Sharp Grossmont Hospital in La Mesa, CA, mounted video cameras inside computer monitors attached to mobile anesthesia machines in its ORs in July 2012, in an effort to detect someone stealing sedatives from the carts, according to a statement released by the hospital. The surveillance continued for a year until administrators realized the footage included women undergoing cesarean sections. The patients did not know they were being recorded, the hospital stated.
The cameras caught an anesthesiologist putting bottles of drugs in his pockets, according to the report. The hospital suspended the anesthesiologist but lifted the suspension the next day when the anesthesiologist claimed that the sedative propofol was in short supply and physicians routinely saved bottles for emergencies, according to the hospital report.
The Medical Board of California investigated and filed a formal accusation against the anesthesiologist. When his defense attorney requested access to the hospital recordings, he received 77 and found identifiable images of women in the ORs, according to the report. The hospital reports that there are approximately 14,000 video clips in all.

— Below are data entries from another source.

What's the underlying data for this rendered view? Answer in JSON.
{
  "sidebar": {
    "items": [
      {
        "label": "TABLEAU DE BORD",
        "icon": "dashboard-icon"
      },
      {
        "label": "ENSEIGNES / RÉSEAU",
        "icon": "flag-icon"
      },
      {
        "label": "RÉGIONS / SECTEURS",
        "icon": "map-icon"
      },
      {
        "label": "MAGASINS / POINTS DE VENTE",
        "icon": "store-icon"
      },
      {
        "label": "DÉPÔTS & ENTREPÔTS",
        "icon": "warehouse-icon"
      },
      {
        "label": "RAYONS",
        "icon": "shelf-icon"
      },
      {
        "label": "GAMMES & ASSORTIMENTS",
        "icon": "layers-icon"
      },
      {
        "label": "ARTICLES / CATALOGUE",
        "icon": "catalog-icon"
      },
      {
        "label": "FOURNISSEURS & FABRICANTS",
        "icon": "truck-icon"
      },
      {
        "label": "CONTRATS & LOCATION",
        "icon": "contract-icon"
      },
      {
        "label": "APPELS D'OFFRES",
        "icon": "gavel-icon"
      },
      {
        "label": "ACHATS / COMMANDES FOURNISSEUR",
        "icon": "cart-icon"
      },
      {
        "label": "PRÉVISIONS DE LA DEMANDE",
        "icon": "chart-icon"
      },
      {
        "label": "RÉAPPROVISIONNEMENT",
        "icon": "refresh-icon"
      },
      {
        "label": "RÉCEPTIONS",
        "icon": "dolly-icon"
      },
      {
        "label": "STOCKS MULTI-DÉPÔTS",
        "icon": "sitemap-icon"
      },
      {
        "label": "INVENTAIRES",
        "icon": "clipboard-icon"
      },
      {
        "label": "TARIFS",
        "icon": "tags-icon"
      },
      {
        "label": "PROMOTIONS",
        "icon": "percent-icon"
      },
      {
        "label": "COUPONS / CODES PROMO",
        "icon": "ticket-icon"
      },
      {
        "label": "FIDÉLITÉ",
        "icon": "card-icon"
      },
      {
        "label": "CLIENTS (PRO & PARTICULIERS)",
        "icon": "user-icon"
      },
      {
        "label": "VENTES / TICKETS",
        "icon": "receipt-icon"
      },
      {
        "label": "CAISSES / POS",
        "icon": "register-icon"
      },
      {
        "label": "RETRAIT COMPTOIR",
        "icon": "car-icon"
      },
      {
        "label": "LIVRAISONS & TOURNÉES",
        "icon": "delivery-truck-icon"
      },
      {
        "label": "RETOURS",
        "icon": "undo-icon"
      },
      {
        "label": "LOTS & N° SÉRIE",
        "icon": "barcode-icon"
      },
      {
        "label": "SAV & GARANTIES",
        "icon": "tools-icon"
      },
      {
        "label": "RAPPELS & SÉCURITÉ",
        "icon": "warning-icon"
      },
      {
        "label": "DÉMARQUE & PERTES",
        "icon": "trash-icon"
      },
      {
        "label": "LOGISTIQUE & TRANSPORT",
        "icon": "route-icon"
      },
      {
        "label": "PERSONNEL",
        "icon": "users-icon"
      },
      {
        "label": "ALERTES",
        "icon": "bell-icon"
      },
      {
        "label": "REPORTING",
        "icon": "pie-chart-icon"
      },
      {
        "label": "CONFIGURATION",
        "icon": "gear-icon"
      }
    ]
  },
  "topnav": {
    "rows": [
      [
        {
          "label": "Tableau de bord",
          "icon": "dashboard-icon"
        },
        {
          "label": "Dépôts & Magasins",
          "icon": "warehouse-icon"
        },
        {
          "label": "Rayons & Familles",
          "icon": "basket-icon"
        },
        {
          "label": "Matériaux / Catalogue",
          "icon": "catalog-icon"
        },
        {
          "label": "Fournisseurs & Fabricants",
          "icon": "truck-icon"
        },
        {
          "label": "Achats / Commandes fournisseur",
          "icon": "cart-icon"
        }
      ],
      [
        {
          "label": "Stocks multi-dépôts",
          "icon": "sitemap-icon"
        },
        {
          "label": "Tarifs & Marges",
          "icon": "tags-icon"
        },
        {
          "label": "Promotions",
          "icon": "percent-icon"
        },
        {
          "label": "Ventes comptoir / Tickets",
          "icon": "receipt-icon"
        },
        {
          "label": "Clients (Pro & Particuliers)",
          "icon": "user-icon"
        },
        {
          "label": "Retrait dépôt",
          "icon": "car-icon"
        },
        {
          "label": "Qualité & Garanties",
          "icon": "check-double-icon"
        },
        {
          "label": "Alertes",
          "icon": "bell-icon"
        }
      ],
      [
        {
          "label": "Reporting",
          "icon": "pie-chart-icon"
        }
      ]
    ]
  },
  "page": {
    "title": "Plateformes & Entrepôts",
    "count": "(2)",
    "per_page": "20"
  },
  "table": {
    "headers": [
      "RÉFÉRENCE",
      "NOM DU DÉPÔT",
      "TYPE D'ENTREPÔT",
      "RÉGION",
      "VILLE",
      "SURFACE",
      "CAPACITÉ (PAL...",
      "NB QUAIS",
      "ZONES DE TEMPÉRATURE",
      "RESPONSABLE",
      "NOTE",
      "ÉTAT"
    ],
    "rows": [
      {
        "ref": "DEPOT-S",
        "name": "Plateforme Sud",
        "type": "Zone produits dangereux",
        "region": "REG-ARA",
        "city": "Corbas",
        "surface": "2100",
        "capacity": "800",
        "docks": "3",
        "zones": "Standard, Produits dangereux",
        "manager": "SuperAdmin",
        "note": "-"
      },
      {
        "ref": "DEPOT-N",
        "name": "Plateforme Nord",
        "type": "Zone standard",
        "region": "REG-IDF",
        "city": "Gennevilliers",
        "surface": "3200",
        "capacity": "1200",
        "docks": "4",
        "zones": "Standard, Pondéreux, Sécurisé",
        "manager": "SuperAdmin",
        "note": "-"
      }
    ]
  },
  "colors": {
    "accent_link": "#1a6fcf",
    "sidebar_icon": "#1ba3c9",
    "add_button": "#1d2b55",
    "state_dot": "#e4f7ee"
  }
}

The hospital issued a statement acknowledging the breach of privacy and said it intended to send only clips that did not include patients in the room. The hospital writes that it will notify patients after reviewing the clips and matching them to surgery schedules.
The California Department of Public Health released a statement saying it is investigating the incident as a possible violation of the Health Insurance Portability and Accountability Act.